The sides of a triangle are on the lines $6x-7y+11=0$, $2x+9y+11=0$, and $9x - 2y - 11 = 0$. Find the equation of the circle inscribed in the triangle...
And could you use what soroban did in this thread?
http://www.mathhelpforum.com/math-he...bisectors.html

This's different from what he did When using the equation of directed distance here the square root of the denominatora is different and i dont know how to equate it ...

take your time...
Any help be appreciated

One thing you could do, since you have the equations for the lines is to
1) Find the three points of intersection representing the points of the triangle
2) Find the equation of the (unique) circle that contains those points.

I'm kind of in a rush right now, but if you need more help simply let me know.

-Dan
• Jan 12th 2007, 11:41 AM
earboth
Quote:

Originally Posted by ^_^Engineer_Adam^_^
Hi, im still confused about inscribed circles , well heres the prob:

The sides of a triangle are on the lines $6x-7y+11=0$, $2x+9y+11=0$, and $9x - 2y - 11 = 0$. Find the equation of the circle inscribed in the triangle...
...

Hello,

the centre of the inscribed circle is $C(c_1, c_2)$. It has the same distance to all three straight lines. The formula to calculate the distance of a point P(p_1, p_2) to a line is:

$d=\frac{Ap_1+Bp_2+C}{\sqrt{A^2+B^2}}$

You get 3 equations:

$\frac{6m_1-7m_2+11}{\sqrt{36+49}}=r$
$\frac{2m_1+9m_2+11}{\sqrt{4+81}}=r$
$\frac{9m_1-2m_2-11}{\sqrt{81+4}}=r$

Luckily the denominator is the same in all three equations. Now solve for m_1, m_2 and r. (It's not so easy!). I've got the result x = 0, y = 0, r = 11/(√85). Therefore the equation of the inscribed circle is:

$x^2+y^2=\frac{121}{85}$

I've attached a diagram of the situation.

EB
• Jan 12th 2007, 04:10 PM
Soroban
Hello, ^_^Engineer_Adam^_^!

No, I haven't solved it yet.
I'm sure that distance-to-a-line approach will still work.

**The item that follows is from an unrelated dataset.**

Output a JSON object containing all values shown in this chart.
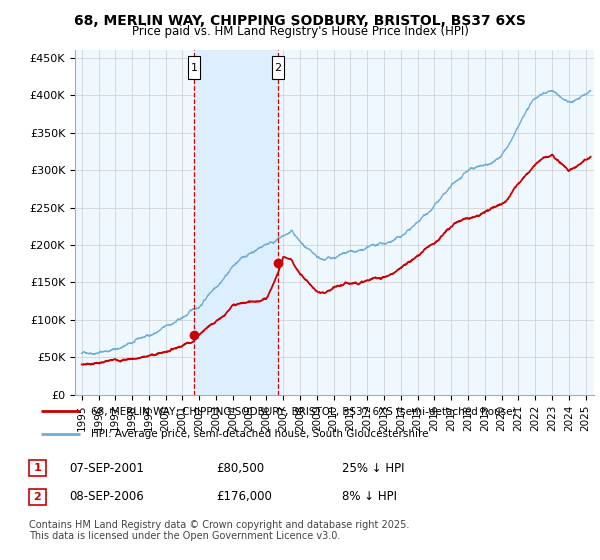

I need to make an accurate sketch
. . to get an idea where the incenter is.

I "eyeballed" an interesting fact.
Look at the coefficients of the second and third equations.
. . $\begin{array}{ccc}L_1 \\ L_2 \\ L_3\end{array}
\begin{array}{ccc}6x-7y+11 & = & 0\\2x+9y+11 & = & 0 \\ 9x - 2y - 11 &= &0\end{array}$
. . $L_2$ and $L_3$ are perpendicular.

Will that help? .I have no idea . . .

Sheesh!. . EB already nailed it!
• Jan 12th 2007, 04:53 PM
ticbol
Quote:

Originally Posted by Soroban
Hello, ^_^Engineer_Adam^_^!

No, I haven't solved it yet.
I'm sure that distance-to-a-line approach will still work.

I need to make an accurate sketch
. . to get an idea where the incenter is.

I "eyeballed" an interesting fact.
Look at the coefficients of the second and third equations.
. . $\begin{array}{ccc}L_1 \\ L_2 \\ L_3\end{array}
\begin{array}{ccc}6x-7y+11 & = & 0\\2x+9y+11 & = & 0 \\ 9x - 2y - 11 &= &0\end{array}$
. . $L_2$ and $L_3$ are perpendicular.

Will that help? .I have no idea . . .

Sheesh!. . EB already nailed it!

Of course the distance-to-a-line approch still works here.
I did it a while ago but I was getting the cennter of a circle that is outside of the enclosed triangle. Its center was at (88/17, 22/17).
So I looked at my sketch--it is not accurate drawing--and guessed what if (0,0) were the center. The center in my sketch is very close to (0,0).
So I played with:
r1 = |6*0 -7*0 +11| / sqrt(6^2 +(-7)^2) = 11/sqrt(85)

r2 = |2*0 +9*0 +11| / sqrt(2^2 +9^2) = 11/sqrt(85)

r3 = |9*0 -2*0 +11| / sqrt(9^2 +(-2)^2) = 11/sqrt(85)

So the 3 radii came out equal if the center were at (0,0).

Therefore, the inscribed circle is x^2 +y^2 = 121/85. -------answer.